LOGINPoint de vue de Harley
Je me souviens d’abord du bruit.
Pas du tonnerre, même si je l’ai cru, au début. C’était plus fort. Plus proche. Puis des voix. Tellement de voix, tout autour de moi, qui se sont engouffrées dans ma tête jusqu’à ce que je n’arrive plus à penser.
Et la pluie. Oui. Il pleuvait.
Des gouttes froides sur mon visage. J’ai cru que c’était un rêve, que je m’étais réveillée quelque part en sécurité et que ce n’était qu’un orage. Mais mes yeux ne voulaient pas s’ouvrir, collés par le sang, peut-être. Ou par les larmes. Ou les deux.
Quand j’ai enfin réussi à les ouvrir, tout était gris. Le ciel, les visages, la boue, tout avait cette même couleur terne.
Puis la douleur est arrivée.
Mon bras, d’abord. Cassé, je m’en suis souvenue tout de suite. Cette douleur profonde, broyante, qu’on ne peut pas confondre. Puis ma tête, martelant comme si elle avait son propre cœur. Et en dessous, pire que tout le reste, mon ventre était tendu.
Le bébé.
Tout est revenu d’un coup — Logan, Ariel, les gardes, l’odeur de ce tissu, douce, écœurante, chimique, puis plus rien jusqu’à maintenant.

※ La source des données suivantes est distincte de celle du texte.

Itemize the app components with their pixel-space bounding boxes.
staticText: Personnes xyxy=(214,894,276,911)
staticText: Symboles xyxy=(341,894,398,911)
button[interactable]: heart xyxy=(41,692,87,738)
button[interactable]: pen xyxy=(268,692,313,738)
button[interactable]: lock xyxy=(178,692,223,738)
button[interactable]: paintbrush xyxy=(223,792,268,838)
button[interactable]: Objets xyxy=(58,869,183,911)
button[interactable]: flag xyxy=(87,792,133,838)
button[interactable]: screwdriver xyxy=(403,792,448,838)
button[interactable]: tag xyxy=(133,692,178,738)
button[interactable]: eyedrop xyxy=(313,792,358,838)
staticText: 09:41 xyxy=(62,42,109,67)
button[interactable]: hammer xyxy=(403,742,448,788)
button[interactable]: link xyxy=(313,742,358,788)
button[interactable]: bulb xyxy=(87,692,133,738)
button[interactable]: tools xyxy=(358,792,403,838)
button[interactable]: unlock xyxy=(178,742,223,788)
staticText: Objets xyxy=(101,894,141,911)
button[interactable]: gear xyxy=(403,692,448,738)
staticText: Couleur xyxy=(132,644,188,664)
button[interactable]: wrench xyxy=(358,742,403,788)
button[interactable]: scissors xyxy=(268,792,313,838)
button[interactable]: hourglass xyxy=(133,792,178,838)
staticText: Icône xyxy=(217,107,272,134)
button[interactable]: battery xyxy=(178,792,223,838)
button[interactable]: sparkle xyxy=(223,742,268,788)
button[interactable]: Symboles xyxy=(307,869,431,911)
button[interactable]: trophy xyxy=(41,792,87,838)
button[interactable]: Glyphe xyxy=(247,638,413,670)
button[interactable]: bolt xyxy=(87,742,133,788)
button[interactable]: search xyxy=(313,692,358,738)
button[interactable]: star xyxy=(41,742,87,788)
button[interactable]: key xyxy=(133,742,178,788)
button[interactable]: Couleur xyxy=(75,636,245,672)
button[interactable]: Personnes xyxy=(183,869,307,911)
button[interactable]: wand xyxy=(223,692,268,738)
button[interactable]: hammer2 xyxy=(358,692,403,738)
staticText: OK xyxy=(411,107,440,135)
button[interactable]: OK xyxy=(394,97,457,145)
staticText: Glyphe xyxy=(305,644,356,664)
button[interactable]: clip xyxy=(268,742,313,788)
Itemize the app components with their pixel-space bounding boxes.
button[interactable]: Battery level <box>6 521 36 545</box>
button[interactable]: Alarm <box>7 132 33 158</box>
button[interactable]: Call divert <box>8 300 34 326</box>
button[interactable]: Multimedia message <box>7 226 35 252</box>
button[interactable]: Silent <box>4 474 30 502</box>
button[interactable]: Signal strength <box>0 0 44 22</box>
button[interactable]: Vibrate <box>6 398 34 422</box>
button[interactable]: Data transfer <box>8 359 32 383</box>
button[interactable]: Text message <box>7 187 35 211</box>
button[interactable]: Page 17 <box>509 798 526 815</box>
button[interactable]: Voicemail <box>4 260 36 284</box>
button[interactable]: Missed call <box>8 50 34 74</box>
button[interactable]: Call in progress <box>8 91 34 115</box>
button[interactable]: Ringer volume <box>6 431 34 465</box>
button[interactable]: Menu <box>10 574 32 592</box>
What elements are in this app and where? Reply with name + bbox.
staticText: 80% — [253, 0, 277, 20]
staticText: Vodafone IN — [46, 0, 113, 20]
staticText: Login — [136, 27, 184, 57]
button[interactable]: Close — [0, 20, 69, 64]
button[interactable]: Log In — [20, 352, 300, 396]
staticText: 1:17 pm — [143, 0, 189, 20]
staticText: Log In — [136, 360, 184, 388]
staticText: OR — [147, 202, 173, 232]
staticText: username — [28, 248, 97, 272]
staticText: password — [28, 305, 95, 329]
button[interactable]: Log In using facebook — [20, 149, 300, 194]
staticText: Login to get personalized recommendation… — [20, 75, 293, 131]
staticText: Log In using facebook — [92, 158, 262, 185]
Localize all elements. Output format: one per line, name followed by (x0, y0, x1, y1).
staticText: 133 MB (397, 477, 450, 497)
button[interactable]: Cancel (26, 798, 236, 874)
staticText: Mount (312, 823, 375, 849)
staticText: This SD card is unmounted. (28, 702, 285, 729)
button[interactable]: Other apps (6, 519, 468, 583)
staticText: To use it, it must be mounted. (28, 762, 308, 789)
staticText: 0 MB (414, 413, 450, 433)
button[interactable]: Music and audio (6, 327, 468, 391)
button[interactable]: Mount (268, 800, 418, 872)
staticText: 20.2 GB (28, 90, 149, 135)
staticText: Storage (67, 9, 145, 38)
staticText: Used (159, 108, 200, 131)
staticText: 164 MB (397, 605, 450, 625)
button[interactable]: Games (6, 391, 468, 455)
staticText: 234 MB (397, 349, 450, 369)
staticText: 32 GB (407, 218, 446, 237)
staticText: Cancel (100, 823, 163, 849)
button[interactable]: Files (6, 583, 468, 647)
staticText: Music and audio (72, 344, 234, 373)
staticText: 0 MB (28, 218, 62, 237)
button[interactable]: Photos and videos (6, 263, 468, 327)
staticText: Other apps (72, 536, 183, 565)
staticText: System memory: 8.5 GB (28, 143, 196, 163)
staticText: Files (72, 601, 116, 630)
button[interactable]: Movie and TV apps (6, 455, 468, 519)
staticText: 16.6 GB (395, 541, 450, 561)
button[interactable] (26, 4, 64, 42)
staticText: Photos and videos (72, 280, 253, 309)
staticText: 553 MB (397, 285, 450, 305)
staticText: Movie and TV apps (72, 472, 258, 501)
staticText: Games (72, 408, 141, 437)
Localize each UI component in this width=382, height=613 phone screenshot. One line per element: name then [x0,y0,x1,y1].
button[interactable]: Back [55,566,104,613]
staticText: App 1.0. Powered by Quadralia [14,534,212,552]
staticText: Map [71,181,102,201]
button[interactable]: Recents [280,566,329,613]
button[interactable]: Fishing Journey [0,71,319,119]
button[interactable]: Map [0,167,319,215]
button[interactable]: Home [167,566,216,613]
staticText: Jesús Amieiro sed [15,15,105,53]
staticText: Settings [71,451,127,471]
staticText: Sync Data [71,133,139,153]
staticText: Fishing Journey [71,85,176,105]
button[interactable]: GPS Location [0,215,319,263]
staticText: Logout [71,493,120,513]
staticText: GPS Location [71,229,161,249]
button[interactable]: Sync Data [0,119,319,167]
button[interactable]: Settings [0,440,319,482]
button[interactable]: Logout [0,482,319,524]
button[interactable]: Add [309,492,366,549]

J’ai essayé de bouger, mais je n’y arrivais pas. Mes poignets étaient attachés au-dessus de moi. Le métal mordait ma peau. Les genoux enfoncés dans la boue. Je ne pouvais même pas lever la tête sans que le monde ne se mette à tourner.
Quelqu’un a crié — « Elle est réveillée ! » — et soudain, tout le monde me regardait.
Ils formaient un cercle. Trop nombreux. Beaucoup portaient de la soie et de l’or, avec ces regards aiguisés qui se ressemblent tous.
C’étaient clairement les loups de l’élite de la capitale. Les importants. Je pouvais sentir leur parfum malgré la pluie.
Et moi, couverte de terre, de sang, et de tout ce qu’ils avaient toujours méprisé.
« Elle n’a même pas l’air désolée », a dit quelqu’un.
Je ne savais pas si je devais l’être. Désolée de quoi ? De l’avoir sauvé ? De l’avoir aimé ?
J’ai essayé de parler, mais ma gorge ne fonctionnait pas. Ma voix restait coincée quelque part derrière mes dents.
Une femme a craché près de mon genou. « Kidnappeuse. »
C’est là que j’ai compris ce qu’ils pensaient que j’avais fait. Ce qu’il leur avait dit.
Et avant même que je puisse former un mot, l’air a changé. Un seul mot.
« Silence. »
C’était Logan.
Vêtu de noir, avançant à travers eux comme un étranger que je n’avais jamais rencontré. Les cheveux plaqués en arrière, pas de saleté, pas de cicatrices, plus aucune douceur nulle part.
J’ai dit son nom. J’ai essayé. C’est sorti comme une toux. « Logan. »
Il n’a même pas tressailli.
Je me suis dit que si je pouvais juste expliquer, il se souviendrait. Il ressentirait quelque chose.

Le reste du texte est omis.